Alleine in Deutschland werden Jahr für Jahr für mehr als 60 Millionen Euro Raketen, Böller und Knaller in die Luft gejagt. Das gefällt vielen - aber nicht jedem. Seit Anfang der 80er Jahre rufen verschiedenen Organisationen und Verbände wie beispielsweise „Brot statt Böller“ dazu auf, auf das Silvesterfeuerwerk zu verzichten und das Geld stattdessen für einen wohltätigen Zweck zu spenden. Ende Dezember 2004 bat sogar die deutsche Bundesregierung wegen der Seebeben im Indischen Ozean, das Geld nicht ins Silvesterfeuerwerk zu stecken, sondern besser für Hilfsorganisationen zu spenden.

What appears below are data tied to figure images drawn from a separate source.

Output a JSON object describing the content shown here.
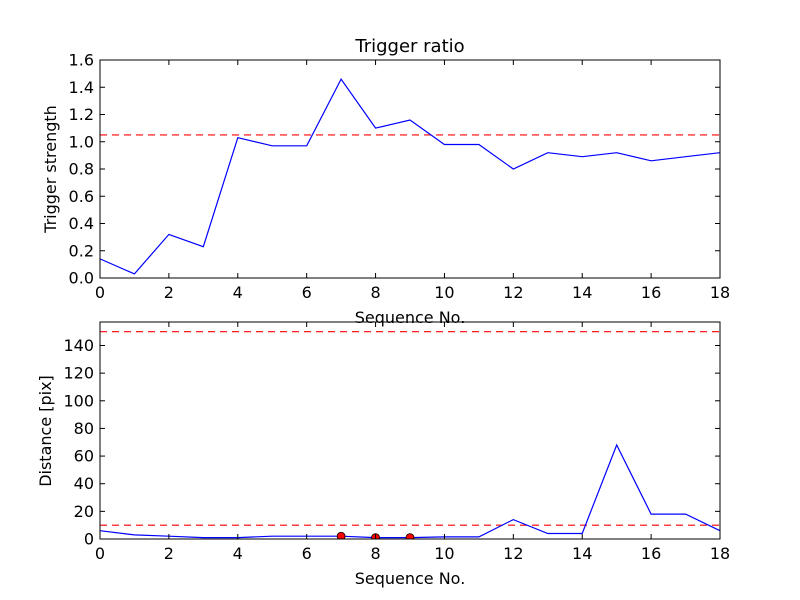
{
  "chart_data": [
    {
      "type": "line",
      "title": "Trigger ratio",
      "xlabel": "Sequence No.",
      "ylabel": "Trigger strength",
      "xlim": [
        0,
        18
      ],
      "ylim": [
        0,
        1.6
      ],
      "xticks": [
        "0",
        "2",
        "4",
        "6",
        "8",
        "10",
        "12",
        "14",
        "16",
        "18"
      ],
      "yticks": [
        "0.0",
        "0.2",
        "0.4",
        "0.6",
        "0.8",
        "1.0",
        "1.2",
        "1.4",
        "1.6"
      ],
      "grid": false,
      "series": [
        {
          "color": "#0000ff",
          "x": [
            0,
            1,
            2,
            3,
            4,
            5,
            6,
            7,
            8,
            9,
            10,
            11,
            12,
            13,
            14,
            15,
            16,
            17,
            18
          ],
          "values": [
            0.14,
            0.03,
            0.32,
            0.23,
            1.03,
            0.97,
            0.97,
            1.46,
            1.1,
            1.16,
            0.98,
            0.98,
            0.8,
            0.92,
            0.89,
            0.92,
            0.86,
            0.89,
            0.92
          ]
        }
      ],
      "hlines": [
        {
          "y": 1.05,
          "color": "#ff0000",
          "style": "dashed"
        }
      ],
      "markers": []
    },
    {
      "type": "line",
      "title": "",
      "xlabel": "Sequence No.",
      "ylabel": "Distance [pix]",
      "xlim": [
        0,
        18
      ],
      "ylim": [
        0,
        157
      ],
      "xticks": [
        "0",
        "2",
        "4",
        "6",
        "8",
        "10",
        "12",
        "14",
        "16",
        "18"
      ],
      "yticks": [
        "0",
        "20",
        "40",
        "60",
        "80",
        "100",
        "120",
        "140"
      ],
      "grid": false,
      "series": [
        {
          "color": "#0000ff",
          "x": [
            0,
            1,
            2,
            3,
            4,
            5,
            6,
            7,
            8,
            9,
            10,
            11,
            12,
            13,
            14,
            15,
            16,
            17,
            18
          ],
          "values": [
            6,
            3,
            2,
            1,
            1,
            2,
            2,
            2,
            1,
            1,
            1.5,
            1.5,
            14,
            4,
            4,
            68,
            18,
            18,
            6
          ]
        }
      ],
      "hlines": [
        {
          "y": 150,
          "color": "#ff0000",
          "style": "dashed"
        },
        {
          "y": 10,
          "color": "#ff0000",
          "style": "dashed"
        }
      ],
      "markers": [
        {
          "x": 7,
          "y": 2,
          "color": "#ff0000"
        },
        {
          "x": 8,
          "y": 1,
          "color": "#ff0000"
        },
        {
          "x": 9,
          "y": 1,
          "color": "#ff0000"
        }
      ]
    }
  ]
}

Doch bis es zum mitternächtlichen Geballer kommt, wird hierzulande erst einmal mit Freunden und Familie gefeiert. Man trifft meist in den frühen Abendstunden, überreicht sich Glückbringer in Form von vierblättrigen Kleeblättern, Glücksschweinchen oder Miniatur-Schornsteinfeger, dem Glücksboten schlechthin. Viele beginnen den Silvesterabend mit Freddie Frinton, Miss Sophie und dem „Dinner for One“.

„Dinner for one“

Danach geht es ans gemeinsame Essen. Typische Silvester-Menüs gibt es hierzulande eigentlich nicht, aber in geselliger, privater Runde wird gerne Fondue oder Raclette auf den Tisch gebracht.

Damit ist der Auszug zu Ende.